Collective action by federal workers might now be the only realistic way to end the now-monthlong impasse that’s left nearly a million federal employees furloughed our working without pay.
So argues Joe McCartin, labor historian and professor at Georgetown University.
Federal workers have no right to strike; as Joe pointed out recently in The American Prospect, “the last significant national collective action by a group of federal workers ended disastrously when the Professional Air Traffic Controllers Organization defied the strike ban and walked off their jobs on August 3, 1981, only to be fired by President Ronald Reagan and permanently replaced.”
But a spontaneous sickout is a different story. As Joe notes, “Sickouts have long played an important role in the history of public sector labor relations. Because most state governments, like the federal government, prohibit strikes, public workers of all sorts have repeatedly turned in the past to sickouts when no other means of protest was available.”

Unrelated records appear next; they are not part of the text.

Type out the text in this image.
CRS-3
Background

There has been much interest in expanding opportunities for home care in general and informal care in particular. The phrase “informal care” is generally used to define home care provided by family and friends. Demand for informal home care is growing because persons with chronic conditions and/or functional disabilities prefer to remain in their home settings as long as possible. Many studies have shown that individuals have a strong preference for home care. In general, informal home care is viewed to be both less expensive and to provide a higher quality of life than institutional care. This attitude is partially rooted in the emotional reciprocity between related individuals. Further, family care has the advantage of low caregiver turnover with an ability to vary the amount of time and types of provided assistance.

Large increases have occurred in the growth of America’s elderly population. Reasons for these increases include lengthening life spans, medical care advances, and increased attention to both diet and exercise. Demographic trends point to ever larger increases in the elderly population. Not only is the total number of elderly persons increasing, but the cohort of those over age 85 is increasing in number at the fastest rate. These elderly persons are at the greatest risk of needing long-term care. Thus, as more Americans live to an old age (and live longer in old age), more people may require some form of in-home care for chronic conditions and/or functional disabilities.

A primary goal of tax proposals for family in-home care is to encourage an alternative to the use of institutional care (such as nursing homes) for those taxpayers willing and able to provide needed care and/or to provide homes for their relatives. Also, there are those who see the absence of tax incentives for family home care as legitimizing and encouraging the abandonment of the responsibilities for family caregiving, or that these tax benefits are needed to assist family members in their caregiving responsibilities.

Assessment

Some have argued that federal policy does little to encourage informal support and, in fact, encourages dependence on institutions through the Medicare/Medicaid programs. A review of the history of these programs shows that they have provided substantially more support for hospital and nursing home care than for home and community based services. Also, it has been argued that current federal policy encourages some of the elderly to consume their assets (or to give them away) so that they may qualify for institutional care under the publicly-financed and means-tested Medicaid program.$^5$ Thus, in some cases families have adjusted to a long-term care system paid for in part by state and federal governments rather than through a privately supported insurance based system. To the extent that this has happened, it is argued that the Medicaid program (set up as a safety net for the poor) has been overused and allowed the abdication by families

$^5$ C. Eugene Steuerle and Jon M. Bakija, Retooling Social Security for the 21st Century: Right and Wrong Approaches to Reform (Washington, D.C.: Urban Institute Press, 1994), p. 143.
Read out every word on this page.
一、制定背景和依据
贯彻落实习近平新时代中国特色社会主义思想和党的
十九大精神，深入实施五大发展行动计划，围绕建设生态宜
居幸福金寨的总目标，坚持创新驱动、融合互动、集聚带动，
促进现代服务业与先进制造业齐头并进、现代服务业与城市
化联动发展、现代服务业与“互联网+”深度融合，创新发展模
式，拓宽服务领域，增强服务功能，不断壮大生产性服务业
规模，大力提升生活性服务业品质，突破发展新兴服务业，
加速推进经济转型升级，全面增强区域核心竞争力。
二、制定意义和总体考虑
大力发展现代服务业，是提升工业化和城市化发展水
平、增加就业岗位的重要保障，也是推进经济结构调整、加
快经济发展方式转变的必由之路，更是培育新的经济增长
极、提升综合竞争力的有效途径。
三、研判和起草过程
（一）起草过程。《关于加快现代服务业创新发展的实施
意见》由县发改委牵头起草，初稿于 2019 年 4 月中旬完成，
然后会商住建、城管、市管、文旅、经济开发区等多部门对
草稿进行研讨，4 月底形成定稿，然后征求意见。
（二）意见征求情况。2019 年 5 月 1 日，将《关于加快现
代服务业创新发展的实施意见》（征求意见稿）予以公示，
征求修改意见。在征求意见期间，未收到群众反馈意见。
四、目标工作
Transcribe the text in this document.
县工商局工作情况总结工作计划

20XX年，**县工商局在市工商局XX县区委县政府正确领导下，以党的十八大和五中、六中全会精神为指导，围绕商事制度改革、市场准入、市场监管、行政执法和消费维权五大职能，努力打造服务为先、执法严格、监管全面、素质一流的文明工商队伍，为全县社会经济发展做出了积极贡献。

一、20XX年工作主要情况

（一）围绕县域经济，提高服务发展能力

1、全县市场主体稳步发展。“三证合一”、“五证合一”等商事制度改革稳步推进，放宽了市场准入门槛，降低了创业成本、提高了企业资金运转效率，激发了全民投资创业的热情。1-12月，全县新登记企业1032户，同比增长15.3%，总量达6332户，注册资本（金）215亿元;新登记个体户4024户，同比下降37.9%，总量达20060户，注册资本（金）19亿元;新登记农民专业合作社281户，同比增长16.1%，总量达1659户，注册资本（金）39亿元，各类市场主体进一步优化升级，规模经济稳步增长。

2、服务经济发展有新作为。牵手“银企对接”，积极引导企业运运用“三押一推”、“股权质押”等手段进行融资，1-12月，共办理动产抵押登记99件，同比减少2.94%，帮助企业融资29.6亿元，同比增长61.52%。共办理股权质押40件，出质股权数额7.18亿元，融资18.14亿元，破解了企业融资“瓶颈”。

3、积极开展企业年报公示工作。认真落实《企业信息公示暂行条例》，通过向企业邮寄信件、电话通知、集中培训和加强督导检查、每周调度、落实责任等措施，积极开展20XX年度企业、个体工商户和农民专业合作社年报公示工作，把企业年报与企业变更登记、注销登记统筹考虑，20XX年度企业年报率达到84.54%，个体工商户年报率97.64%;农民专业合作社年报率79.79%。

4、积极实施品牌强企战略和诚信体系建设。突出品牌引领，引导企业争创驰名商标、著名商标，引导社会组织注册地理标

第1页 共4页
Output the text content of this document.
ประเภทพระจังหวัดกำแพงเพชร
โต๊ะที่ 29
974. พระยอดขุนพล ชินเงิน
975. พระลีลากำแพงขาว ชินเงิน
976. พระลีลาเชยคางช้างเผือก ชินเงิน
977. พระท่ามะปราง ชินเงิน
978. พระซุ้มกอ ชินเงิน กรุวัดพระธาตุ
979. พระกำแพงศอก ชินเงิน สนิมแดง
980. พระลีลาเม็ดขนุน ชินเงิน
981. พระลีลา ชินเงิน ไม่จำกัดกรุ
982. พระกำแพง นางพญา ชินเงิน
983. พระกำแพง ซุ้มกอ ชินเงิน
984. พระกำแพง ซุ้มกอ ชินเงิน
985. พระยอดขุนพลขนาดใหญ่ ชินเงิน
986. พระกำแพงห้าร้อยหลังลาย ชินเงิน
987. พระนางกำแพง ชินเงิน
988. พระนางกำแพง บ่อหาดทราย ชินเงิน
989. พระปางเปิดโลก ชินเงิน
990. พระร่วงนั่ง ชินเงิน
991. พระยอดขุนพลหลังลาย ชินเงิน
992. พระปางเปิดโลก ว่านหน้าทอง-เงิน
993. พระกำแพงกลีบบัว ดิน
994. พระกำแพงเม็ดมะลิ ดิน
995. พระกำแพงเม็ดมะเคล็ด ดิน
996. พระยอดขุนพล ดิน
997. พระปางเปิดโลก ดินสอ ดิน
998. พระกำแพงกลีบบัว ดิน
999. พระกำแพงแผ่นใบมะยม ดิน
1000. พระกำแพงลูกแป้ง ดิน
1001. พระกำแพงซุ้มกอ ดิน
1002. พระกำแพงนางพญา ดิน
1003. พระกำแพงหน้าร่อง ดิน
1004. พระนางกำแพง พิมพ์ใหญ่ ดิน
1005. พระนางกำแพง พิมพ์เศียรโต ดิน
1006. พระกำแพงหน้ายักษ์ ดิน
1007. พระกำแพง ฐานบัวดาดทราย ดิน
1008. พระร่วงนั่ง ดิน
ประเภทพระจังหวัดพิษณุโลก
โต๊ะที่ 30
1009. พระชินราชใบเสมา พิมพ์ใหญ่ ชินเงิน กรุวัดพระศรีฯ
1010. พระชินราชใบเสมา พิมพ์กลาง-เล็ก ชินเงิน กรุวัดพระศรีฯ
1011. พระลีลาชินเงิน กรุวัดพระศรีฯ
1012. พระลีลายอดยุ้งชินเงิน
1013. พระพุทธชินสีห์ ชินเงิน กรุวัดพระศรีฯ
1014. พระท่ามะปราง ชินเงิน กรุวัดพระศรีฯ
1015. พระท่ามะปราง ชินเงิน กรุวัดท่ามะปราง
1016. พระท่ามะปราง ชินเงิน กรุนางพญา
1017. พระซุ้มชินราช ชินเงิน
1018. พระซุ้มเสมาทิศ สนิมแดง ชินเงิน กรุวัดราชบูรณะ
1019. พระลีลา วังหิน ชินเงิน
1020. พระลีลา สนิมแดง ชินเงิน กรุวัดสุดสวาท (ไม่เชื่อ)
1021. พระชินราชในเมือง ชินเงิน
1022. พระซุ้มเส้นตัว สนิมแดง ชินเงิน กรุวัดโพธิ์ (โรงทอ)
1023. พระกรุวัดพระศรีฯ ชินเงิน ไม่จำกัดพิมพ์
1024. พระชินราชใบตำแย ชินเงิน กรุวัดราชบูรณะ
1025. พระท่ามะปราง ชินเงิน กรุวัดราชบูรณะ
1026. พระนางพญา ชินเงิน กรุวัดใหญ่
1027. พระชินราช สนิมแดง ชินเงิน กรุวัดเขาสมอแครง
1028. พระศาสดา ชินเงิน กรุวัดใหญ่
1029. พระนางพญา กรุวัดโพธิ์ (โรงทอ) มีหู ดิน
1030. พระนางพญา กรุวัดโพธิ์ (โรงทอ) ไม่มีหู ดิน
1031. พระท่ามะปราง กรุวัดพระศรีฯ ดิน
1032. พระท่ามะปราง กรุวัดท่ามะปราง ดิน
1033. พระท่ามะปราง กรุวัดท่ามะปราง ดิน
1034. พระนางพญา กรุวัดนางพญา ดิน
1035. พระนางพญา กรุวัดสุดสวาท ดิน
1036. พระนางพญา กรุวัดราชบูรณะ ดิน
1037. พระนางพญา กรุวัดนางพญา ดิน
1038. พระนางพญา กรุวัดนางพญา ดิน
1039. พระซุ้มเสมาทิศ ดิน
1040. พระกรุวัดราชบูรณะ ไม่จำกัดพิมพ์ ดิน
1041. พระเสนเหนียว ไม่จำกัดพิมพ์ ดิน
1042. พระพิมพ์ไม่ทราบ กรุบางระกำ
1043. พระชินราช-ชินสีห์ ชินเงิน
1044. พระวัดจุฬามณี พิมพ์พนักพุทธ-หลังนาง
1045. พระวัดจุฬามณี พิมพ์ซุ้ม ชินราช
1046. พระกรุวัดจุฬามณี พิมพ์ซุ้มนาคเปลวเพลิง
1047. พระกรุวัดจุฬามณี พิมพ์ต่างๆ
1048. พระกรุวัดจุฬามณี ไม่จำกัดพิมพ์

Indeed, there’s evidence this is already happening, although not nearly on the scale necessary to end the lockout.
“A wave of illness among federal workers would not be an act of selfishness,” Joe writes, “but a patriotic gesture in defense of the common good and in solidarity with less fortunate workers. By falling ill, federal employees would be standing up not only for their furloughed colleagues but for suffering contract workers, including janitors, cafeteria workers, and others with low wages, who will get no back pay when this crisis ends.
On today’s labor calendar, find about the “Impact of Amazon HQ2 on Workers” at tonight’s Bread & Roses program at the Shirlington Busboys and Poets, starting at 6pm; for details, go to dclabor.org, and click on Calendar.
In today’s labor history, on this date in 1826, Indian field hands at the San Juan Capistrano mission refused to work, engaging in what was probably the first farm worker strike in California.
Today’s labor quote is by Terence V. Powderly, leader of the Knights of Labor, born on this date in 1849. Terence V. Powderly, who said:
“An injury to one is the concern of all.”